The million-dollar question is: Who wins with regard to the yield curve, the bull flattener or the bear steepener?

We come into the end of 2020 with historically low interest rates, historically high equities, historically tight credit markets and more serious questions than we’ve faced since World War II! The only thing that I feel comfortable predicting overall is that volatility will be heightened and probably extreme.

The two biggest concerns for the economy are COVID-19 and the November presidential election. These concerns bring these questions:

  • Will the pandemic worsen as we head into cooler months and flu season, again shutting down the economy and society, or will there be a vaccine available by early 2021 to begin to unwind the damage done?
  • Who will win the Presidency in November, and will the loser accept the outcome?
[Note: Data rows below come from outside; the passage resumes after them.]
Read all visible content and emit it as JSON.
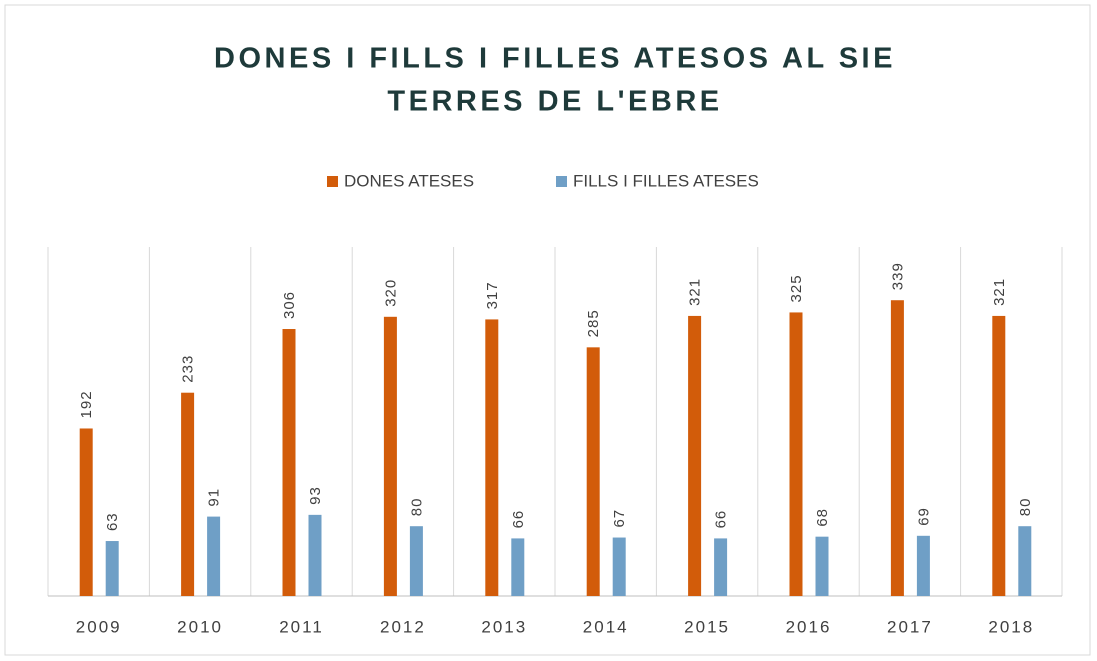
{
  "chart_data": {
    "type": "bar",
    "title": [
      "DONES I FILLS I FILLES ATESOS AL SIE",
      "TERRES DE L'EBRE"
    ],
    "categories": [
      "2009",
      "2010",
      "2011",
      "2012",
      "2013",
      "2014",
      "2015",
      "2016",
      "2017",
      "2018"
    ],
    "series": [
      {
        "name": "DONES ATESES",
        "color": "#d25c0a",
        "values": [
          192,
          233,
          306,
          320,
          317,
          285,
          321,
          325,
          339,
          321
        ]
      },
      {
        "name": "FILLS I FILLES ATESES",
        "color": "#6f9fc6",
        "values": [
          63,
          91,
          93,
          80,
          66,
          67,
          66,
          68,
          69,
          80
        ]
      }
    ],
    "ylim": [
      0,
      400
    ]
  }
}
The COVID-19 pandemic continues to press down on society. When it first broke out, the White House and Congress came together and passed a historic fiscal stimulus and relief package, while the Fed unleashed monetary stimulus of biblical proportions. Unemployment skyrocketed; businesses failed at record rates; municipal finances were ruined; and the national economy essentially shut down. However, the fiscal and monetary policy support at least partially blunted what would be depression-like effects to society, such as housing and food insecurity, loan defaults and repossession of assets.